Newton’s Method and Newton’s Gradient Descent

There are two Newton’s method. They are related but not the same. In this document, we will discuss each of them and help you understand the similarity and differences.

Newton’s Method

Newton’s method is also known as the Newton-Raphson method or the Newton-Fourier method. It’s an iterative numerical method to solve equation \(f(x)=0\).

Begin with an initial value \(x_0\), and iteratively apply

\[x_{t+1} = x_t - f(x_t) / f'(x_t)\]

The sequence of \(x_0, x_1, x_2, \cdots\) may converge, which means the convergence is not guaranteed. Usually, we prefer a good initial starting point which is not too far away from the real solution. Also, applying Newton’s method doesn’t require the existance of the second derivative.

Example

Q: We would like to calculate the square root of \(37\).

We formulate the problem as finding the root of function \(f(x) = x^2 - 37\). Let’s choose a good enough starting point \(x_0 = 6\).
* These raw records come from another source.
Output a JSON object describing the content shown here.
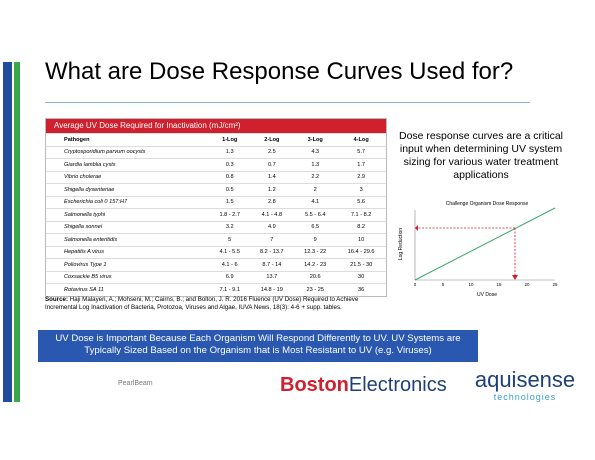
{
  "header": {
    "title": "What are Dose Response Curves Used for?"
  },
  "table": {
    "title": "Average UV Dose Required for Inactivation (mJ/cm²)",
    "columns": [
      "Pathogen",
      "1-Log",
      "2-Log",
      "3-Log",
      "4-Log"
    ],
    "rows": [
      [
        "Cryptosporidium parvum oocysts",
        "1.3",
        "2.5",
        "4.3",
        "5.7"
      ],
      [
        "Giardia lamblia cysts",
        "0.3",
        "0.7",
        "1.3",
        "1.7"
      ],
      [
        "Vibrio cholerae",
        "0.8",
        "1.4",
        "2.2",
        "2.9"
      ],
      [
        "Shigella dysenteriae",
        "0.5",
        "1.2",
        "2",
        "3"
      ],
      [
        "Escherichia coli 0 157:H7",
        "1.5",
        "2.8",
        "4.1",
        "5.6"
      ],
      [
        "Salmonella typhi",
        "1.8 - 2.7",
        "4.1 - 4.8",
        "5.5 - 6.4",
        "7.1 - 8.2"
      ],
      [
        "Shigella sonnei",
        "3.2",
        "4.9",
        "6.5",
        "8.2"
      ],
      [
        "Salmonella enteritidis",
        "5",
        "7",
        "9",
        "10"
      ],
      [
        "Hepatitis A virus",
        "4.1 - 5.5",
        "8.2 - 13.7",
        "12.3 - 22",
        "16.4 - 29.6"
      ],
      [
        "Poliovirus Type 1",
        "4.1 - 6",
        "8.7 - 14",
        "14.2 - 23",
        "21.5 - 30"
      ],
      [
        "Coxsackie B5 virus",
        "6.9",
        "13.7",
        "20.6",
        "30"
      ],
      [
        "Rotavirus SA 11",
        "7.1 - 9.1",
        "14.8 - 19",
        "23 - 25",
        "36"
      ]
    ]
  },
  "source": {
    "label": "Source:",
    "text": "Haji Malayeri, A.; Mohseni, M.; Cairns, B.; and Bolton, J. R. 2016 Fluence (UV Dose) Required to Achieve Incremental Log Inactivation of Bacteria, Protozoa, Viruses and Algae, IUVA News, 18(3): 4-6 + supp. tables."
  },
  "side_text": "Dose response curves are a critical input when determining UV system sizing for various water treatment applications",
  "mini_chart": {
    "title": "Challenge Organism Dose Response",
    "x_label": "UV Dose",
    "y_label": "Log Reduction",
    "xticks": [
      0,
      5,
      10,
      15,
      20,
      25
    ]
  },
  "banner": "UV Dose is Important Because Each Organism Will Respond Differently to UV.  UV Systems are Typically Sized Based on the Organism that is Most Resistant to UV (e.g. Viruses)",
  "footer": {
    "left": "PearlBeam",
    "logo1_a": "Boston",
    "logo1_b": "Electronics",
    "logo2_a": "aquisense",
    "logo2_b": "technologies"
  }
}
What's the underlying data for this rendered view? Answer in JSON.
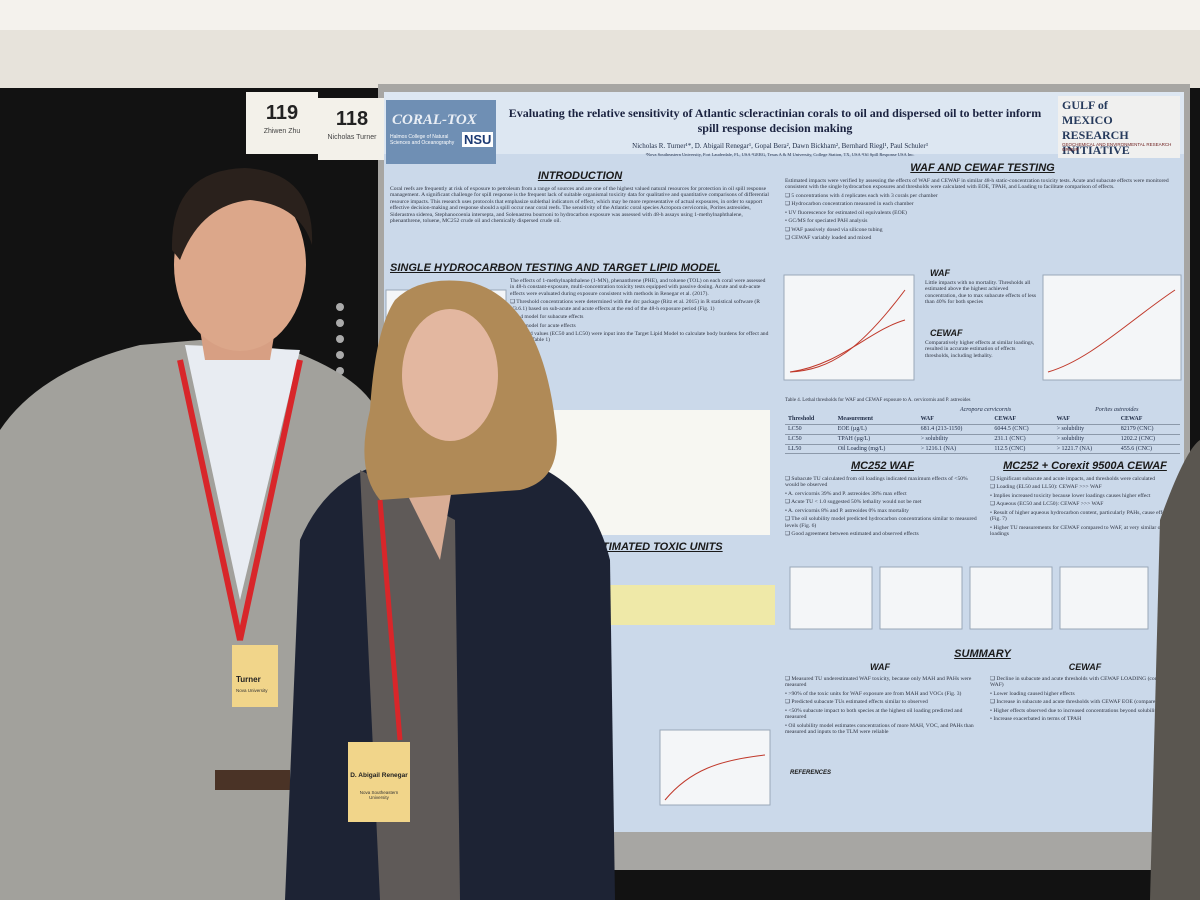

By applying the iteration, we will have

\[x_1 = x_0 - f(x_0) / f'(x_0) = 6 - [6^2 -37] / [2 \cdot 6] = 6 + 1/12 = 6.083333.\]

\(6.083333^2 = 37.006944\) which is very close to \(37\). Let’s do another iteration

\[x_2 = x_1 - f(x_1) / f'(x_1) = 6.083333 - [6.083333^2 - 37] / [2 \cdot 6.083333] = 6.082762\]

\(6.082762^2 = 37.0000003\) which is much more closer.

Why it may work?

By approximating the target function using the first order of Taylor’s expansion, we have

\[f(x_{t+1}) \approx f(x_t) + f'(x_t)(x_{t+1} - x_t) = 0\]

Clean the equation, we have

\[x_{t+1} = x_t - f(x_t) / f'(x_t)\]

Newton’s Gradient Descent

Newton’s Gradient Descent is to iteratively solve the minimum of an optimazation function. The sufficient condition of a minimum is that its gradient is zero. So, we use Newton’s Method (the method we described above) to solve the point that allows the gradient value to be zero. Now using a mathematical language to reformulate the problem.

Define function \(f(x)\) as the objective function to be minimized. We need to find a point \(x^*\) that has \(f'(x^*) = 0\). In order to reduce confusion, we let \(g(x) = f'(x)\), and the objective turns to solve the root of \(g(x)=0\). By applying the Newton’s Method, we have

\[x_{t+1} = x_t - g(x_t) / g'(x_t) = x_t - f'(x_t) / f''(x_t)\]

That’s it.

Of course, we assume function \(f(x)\) is a scalar function.

Comparison

Newton’s method and Newton’s Gradient Descent are very similar. Newton’s method is to solve \(f(x) = 0\) , and Newton’s Gradient Descent method is to solve \(f'(x) = 0\). The underline trick is both first-order approximation of Taylor’s expansion. Both method can be extended to affine functions, just be replacing the division to matrix inverse (if the matrix has an inverse).